Vücudumuzdaki bazı hücreler, tüycüğü andıran yapılara sahiptir. Bu tüycüklerin tek görevi hücreyi hareket ettirmektir. Örneğin erkek üreme hücreleri olan spermler, bir tüycük olan kamçılarını yüzmek için kullanırlar. Tüycükler bazen de solunum hücrelerinde olduğu gibi başka birşeyi hareket ettirmeye yararlar. Örneğin solunum hücrelerinin her biri yüzden fazla tüycüğe sahiptir. Bu tüycüklerin sürekli hareket ettirilmesiyle birlikte solunum yollarında biriken mukus sıvısı yukarı doğru itilmiş olur. Böylece solunum yollarından içeri kaçan küçük parçacıkların, mukus yoluyla dışarı atılması sağlanır.

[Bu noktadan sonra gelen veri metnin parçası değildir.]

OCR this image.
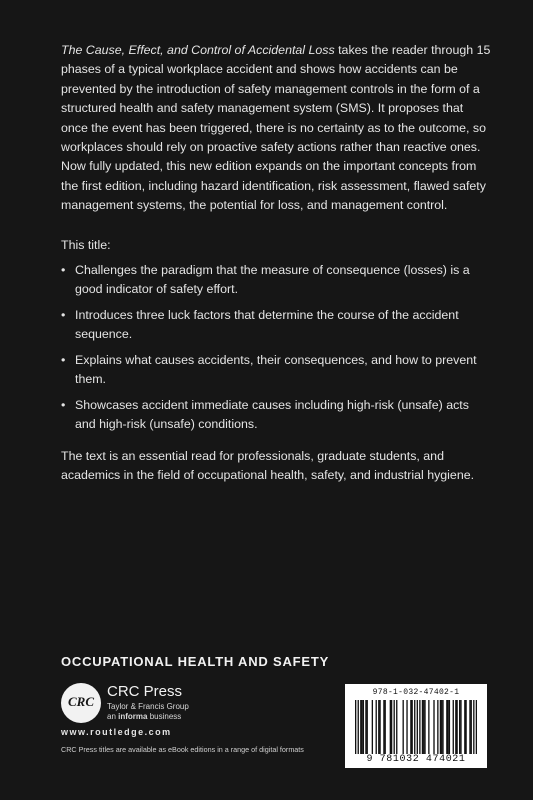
The Cause, Effect, and Control of Accidental Loss takes the reader through 15 phases of a typical workplace accident and shows how accidents can be prevented by the introduction of safety management controls in the form of a structured health and safety management system (SMS). It proposes that once the event has been triggered, there is no certainty as to the outcome, so workplaces should rely on proactive safety actions rather than reactive ones. Now fully updated, this new edition expands on the important concepts from the first edition, including hazard identification, risk assessment, flawed safety management systems, the potential for loss, and management control.

This title:
• Challenges the paradigm that the measure of consequence (losses) is a good indicator of safety effort.
• Introduces three luck factors that determine the course of the accident sequence.
• Explains what causes accidents, their consequences, and how to prevent them.
• Showcases accident immediate causes including high-risk (unsafe) acts and high-risk (unsafe) conditions.
The text is an essential read for professionals, graduate students, and academics in the field of occupational health, safety, and industrial hygiene.
OCCUPATIONAL HEALTH AND SAFETY
CRC
CRC Press
Taylor & Francis Group
an informa business
www.routledge.com
CRC Press titles are available as eBook editions in a range of digital formats
978-1-032-47402-1
9 781032 474021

Tüycüklerin Kompleks Yapısı

Tüycükler mikroskobiktir, ancak oldukça kompleks bir yapıları vardır. Bir tüycük diklemesine kesildiğinde ve elektron mikroskobu altında incelendiğinde, çubuk seklindeki dokuz ayrı yapıdan oluştuğu görülecektir. "Mikrotüp" olarak adlandırılan bu çubuklar, iç içe geçmiş iki ayrı halkadan oluşurlar. Halkalardan birincisi 13 ayrı telden oluşur. İkinci halkayı oluşturan tellerin sayısı ise 10'dur. Mikrotüpleri oluşturan ana madde "tübilin" adi verilen proteinlerdir. Ayrıca mikrotübün "dinein" isimli bir proteine sahip dış kol ve iç kol denen iki uzantısı da vardır. Dinein proteininin görevi ise hücreler arasında motor görevi yapmak ve mekanik bir güç oluşturmaktır.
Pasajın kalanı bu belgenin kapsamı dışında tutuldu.